Last time I read here HN ZFS still seem have edge case bugs. Has it matured now? Why don't distro such as debian etc just ship ZFS as the default instead of ext4?
- yjftsjthsd-h2 days ago
  > Can someone here on hn with more in deepth knowelege about ZFS commenting on why it is superior to EXT4 for example for file storage? Does each dir handle more children for example?
  I'll tell you why I use it: Built-in compression, and data checksums (so it can catch and potentially correct corruption). Both are extra useful on storage arrays.
  > Last time I read here HN ZFS still seem have edge case bugs. Has it matured now?
  The only significant bugs I've heard of in a long time are with encryption. Still not ideal, but not a show-stopper.
  > Why don't distro such as debian etc just ship ZFS as the default instead of ext4?

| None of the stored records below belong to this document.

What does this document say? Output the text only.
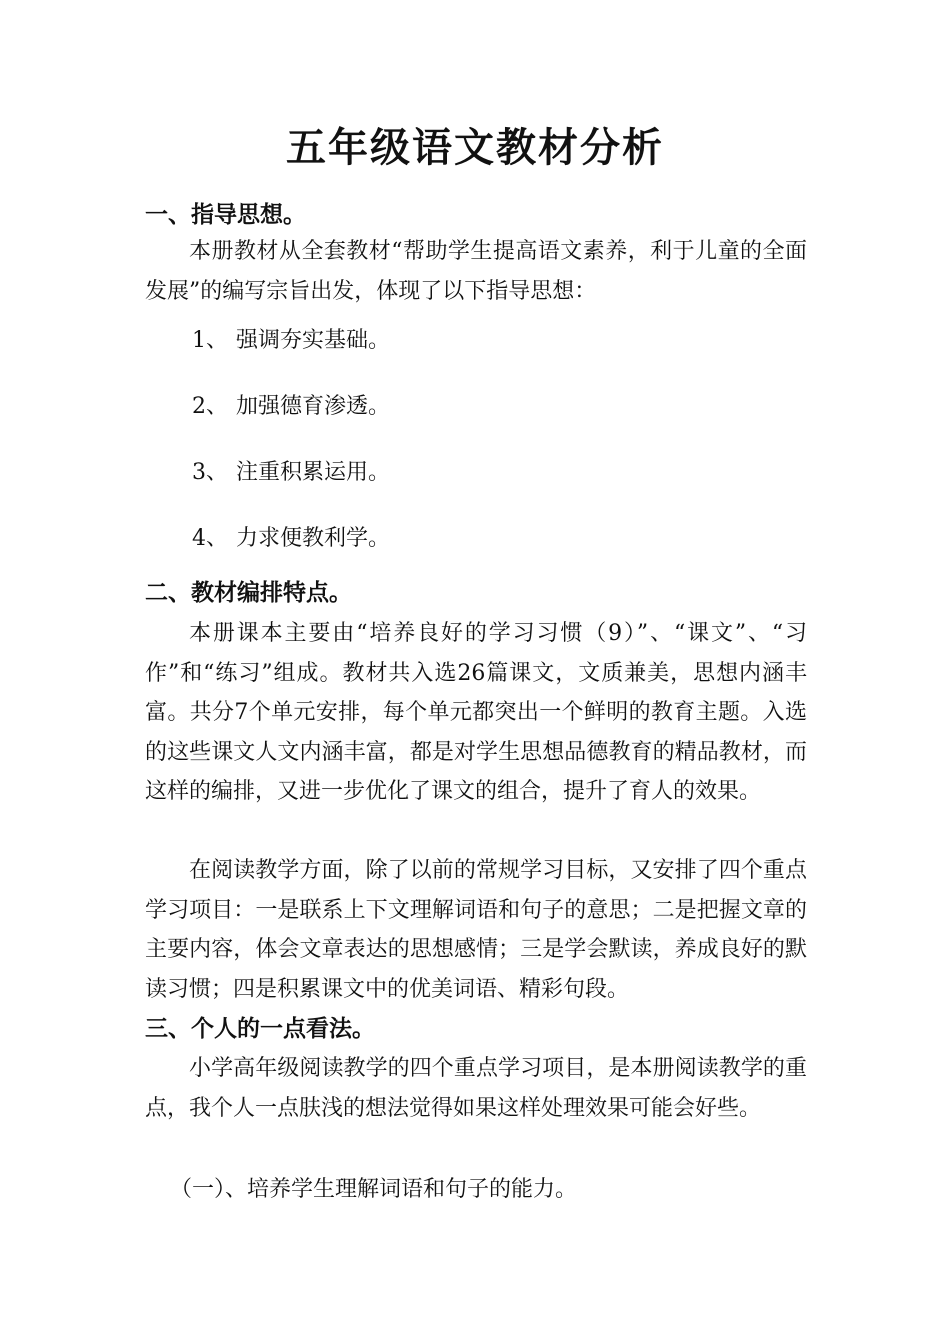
五年级语文教材分析
一、指导思想。

本册教材从全套教材“帮助学生提高语文素养，利于儿童的全面发展”的编写宗旨出发，体现了以下指导思想：

1、 强调夯实基础。
2、 加强德育渗透。
3、 注重积累运用。
4、 力求便教利学。
二、教材编排特点。

本册课本主要由“培养良好的学习习惯（9）”、“课文”、“习作”和“练习”组成。教材共入选26篇课文，文质兼美，思想内涵丰富。共分7个单元安排，每个单元都突出一个鲜明的教育主题。入选的这些课文人文内涵丰富，都是对学生思想品德教育的精品教材，而这样的编排，又进一步优化了课文的组合，提升了育人的效果。

在阅读教学方面，除了以前的常规学习目标，又安排了四个重点学习项目：一是联系上下文理解词语和句子的意思；二是把握文章的主要内容，体会文章表达的思想感情；三是学会默读，养成良好的默读习惯；四是积累课文中的优美词语、精彩句段。

三、个人的一点看法。

小学高年级阅读教学的四个重点学习项目，是本册阅读教学的重点，我个人一点肤浅的想法觉得如果这样处理效果可能会好些。

（一）、培养学生理解词语和句子的能力。
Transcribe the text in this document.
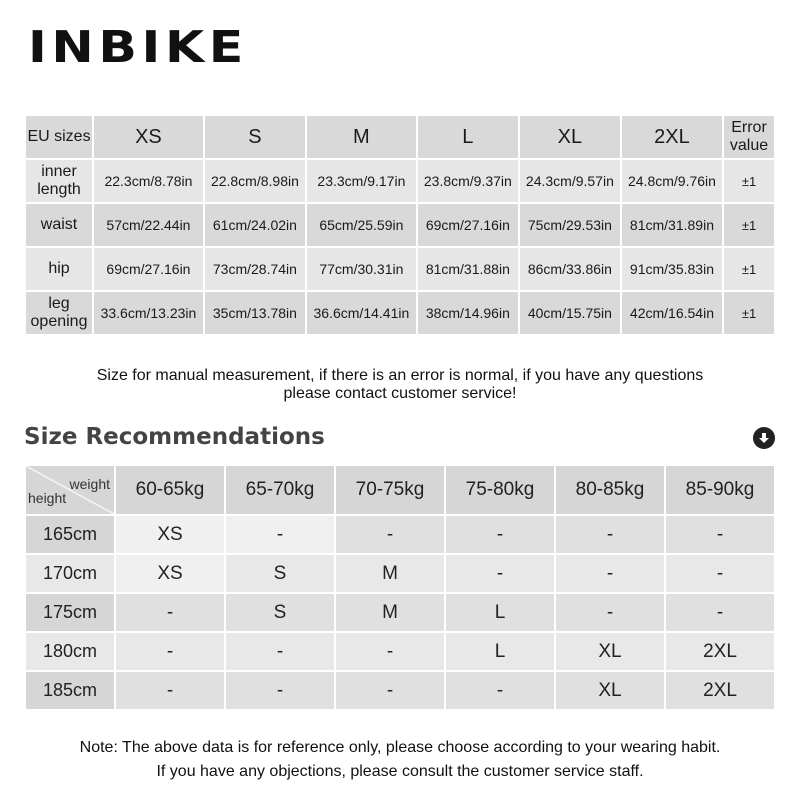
INBIKE
EU sizes	XS	S	M	L	XL	2XL	Error value
inner length	22.3cm/8.78in	22.8cm/8.98in	23.3cm/9.17in	23.8cm/9.37in	24.3cm/9.57in	24.8cm/9.76in	±1
waist	57cm/22.44in	61cm/24.02in	65cm/25.59in	69cm/27.16in	75cm/29.53in	81cm/31.89in	±1
hip	69cm/27.16in	73cm/28.74in	77cm/30.31in	81cm/31.88in	86cm/33.86in	91cm/35.83in	±1
leg opening	33.6cm/13.23in	35cm/13.78in	36.6cm/14.41in	38cm/14.96in	40cm/15.75in	42cm/16.54in	±1
Size for manual measurement, if there is an error is normal, if you have any questions
please contact customer service!
Size Recommendations
weight
height	60-65kg	65-70kg	70-75kg	75-80kg	80-85kg	85-90kg
165cm	XS	-	-	-	-	-
170cm	XS	S	M	-	-	-
175cm	-	S	M	L	-	-
180cm	-	-	-	L	XL	2XL
185cm	-	-	-	-	XL	2XL
Note: The above data is for reference only, please choose according to your wearing habit.
If you have any objections, please consult the customer service staff.
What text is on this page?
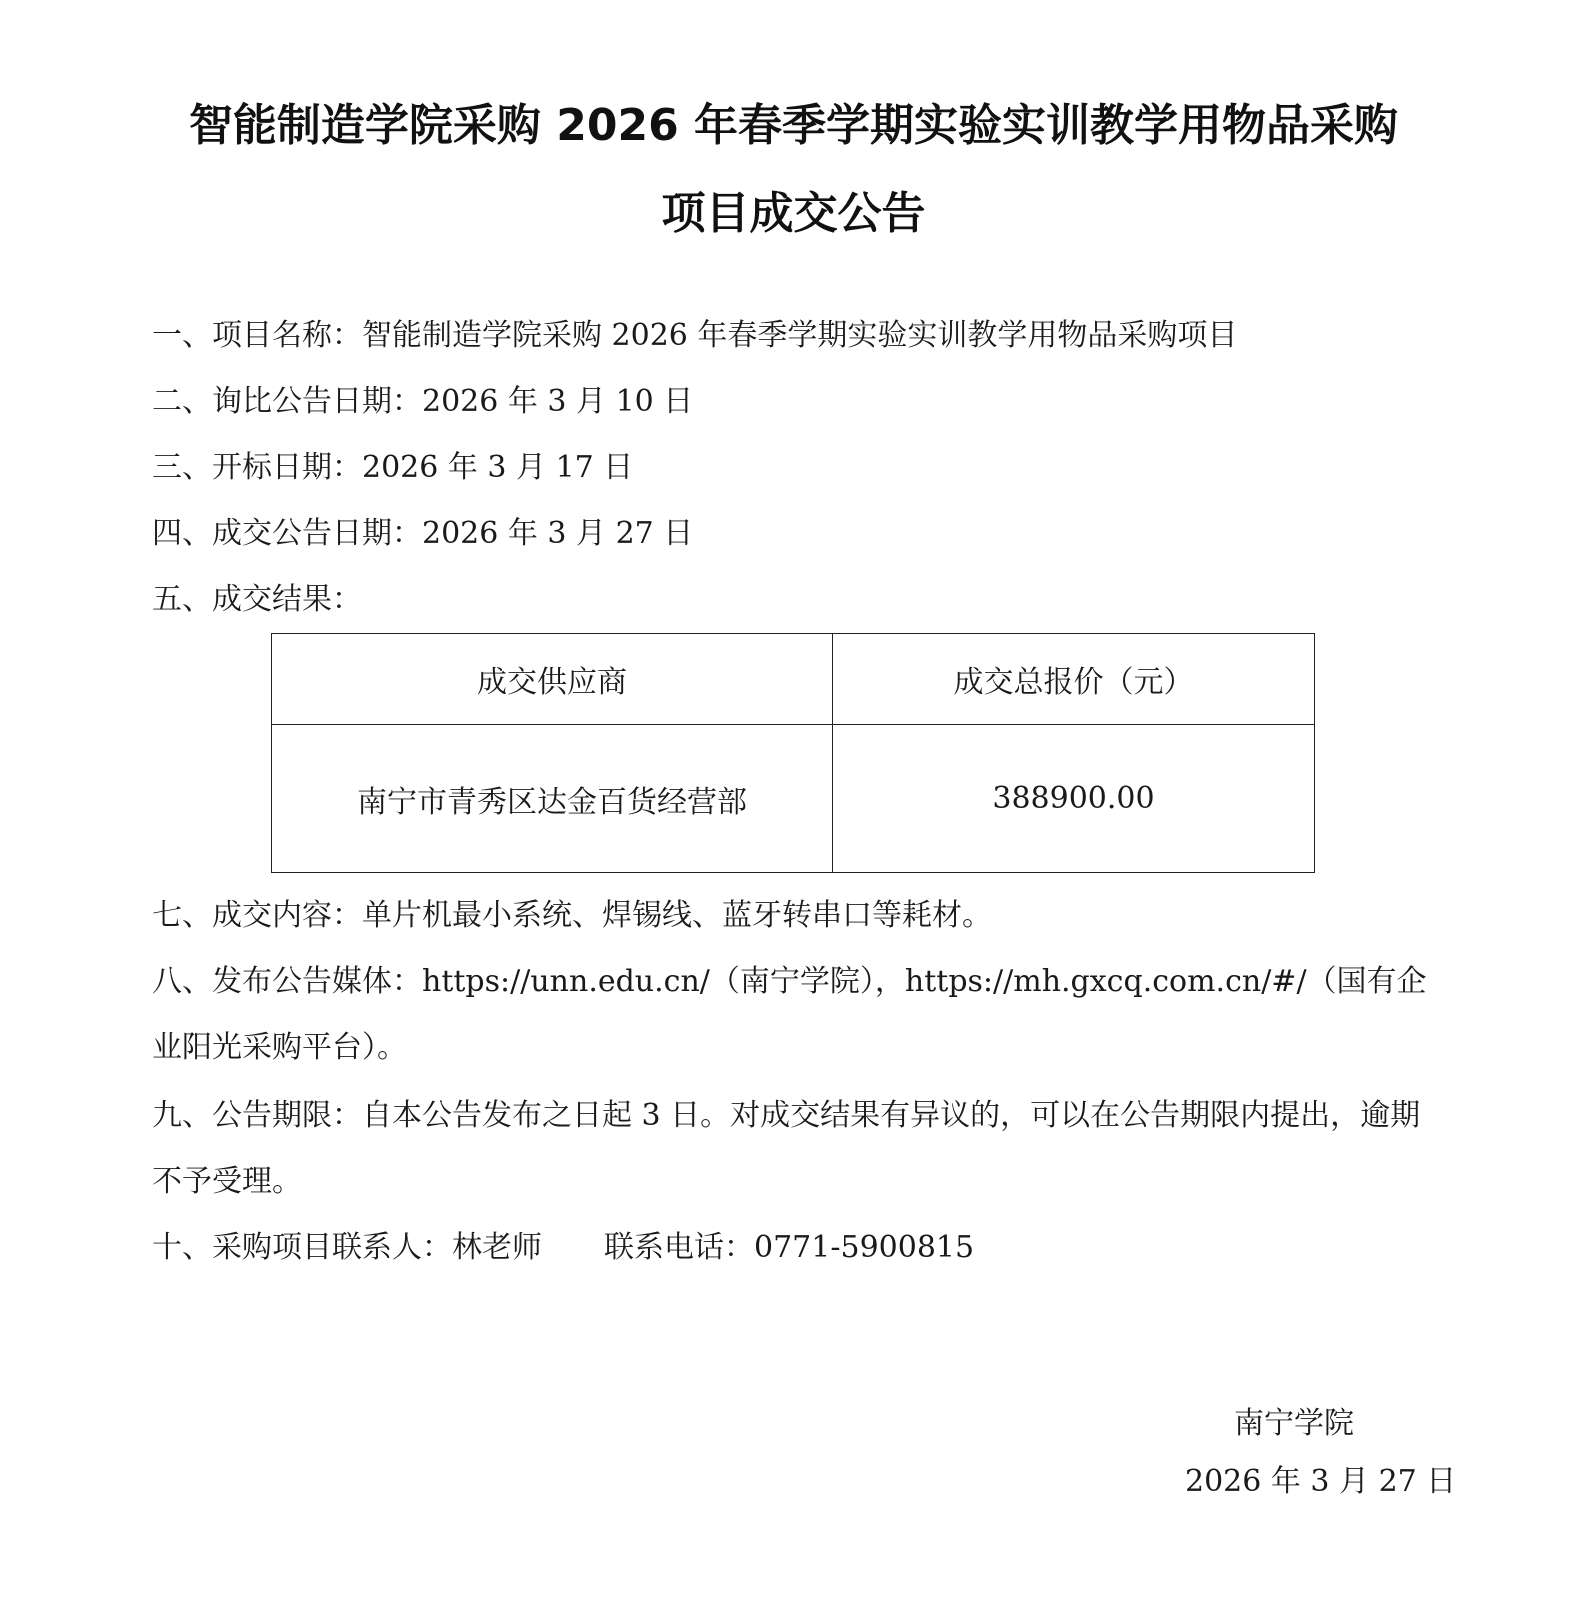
智能制造学院采购 2026 年春季学期实验实训教学用物品采购
项目成交公告
一、项目名称：智能制造学院采购 2026 年春季学期实验实训教学用物品采购项目
二、询比公告日期：2026 年 3 月 10 日
三、开标日期：2026 年 3 月 17 日
四、成交公告日期：2026 年 3 月 27 日
五、成交结果：
成交供应商	成交总报价（元）
南宁市青秀区达金百货经营部	388900.00
七、成交内容：单片机最小系统、焊锡线、蓝牙转串口等耗材。
八、发布公告媒体：https://unn.edu.cn/（南宁学院），https://mh.gxcq.com.cn/#/（国有企业阳光采购平台）。
九、公告期限：自本公告发布之日起 3 日。对成交结果有异议的，可以在公告期限内提出，逾期不予受理。
十、采购项目联系人：林老师 联系电话：0771-5900815
南宁学院
2026 年 3 月 27 日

  (The following is an oversimplification; I'm not a lawyer, so take with grain of salt.) There is, or at least may be, a licensing conflict between ZFS under the CDDL and Linux under the GPLv2. Both good open source licenses, but it is at best unclear that it's legal to distribute binaries that mix code under the two licenses. This makes it at best really messy to distribute a Linux distro using ZFS. (The generally accepted solution is to compile on-device, since the problem only happens with binaries.)
  - zenmac2 days ago
    Thank you for pointing out about the CDDL license. Encryption is not a show-stopper.
- necovek3 days ago
  ZFS is a combination of actual file system like Ext4, LVM and MD (software raid) subsystems on Linux, with extra features on top which you unlock when these are a single system.
  Due to licensing, it can't be included in Linux kernel directly, and so it's not seeing the same level of scrutiny like the rest of the kernel, but it is arguably used in production more successfully than btrfs (comparable feature set, in-kernel, but not maintained as well anymore).
- ksk233 days ago
  I can only imagine the ZFS license is not free enough for Debian (not a rant).
  - em-bee3 days ago
    the problem is less how free it is. as far as i know it is free enough. but the license is simply incompatible with the GPLv2 and therefore a combined program may not be distributed, because by distributing it you would violate the GPL license of the kernel.
- davisr3 days ago
  Quit being a lazy bum and use a search engine to answer your questions.
  - zenmac2 days ago
    I don't know, I find HN is one place were we can actually engage real humans conversation on these type of tech related questions. Human dialog is often something that can results in more interesting discovery. Don't think you can get that with agenatic RL question answers feed back loop between models.
    rcxdude2 days ago
    It's not a particularly interesting set of questions, though. If you looked up the features of zfs you would find what it has the ext4 doesn't. There's hundreds of articles, written by humans, on it. There's nothing that someone is going to helpfully put in an HN reply to these questions that you couldn't find faster by literally copy and pasting them into google, ignoring the AI summary.
davekeck3 days ago
Surprised that folks were still using RealPlayer in 2011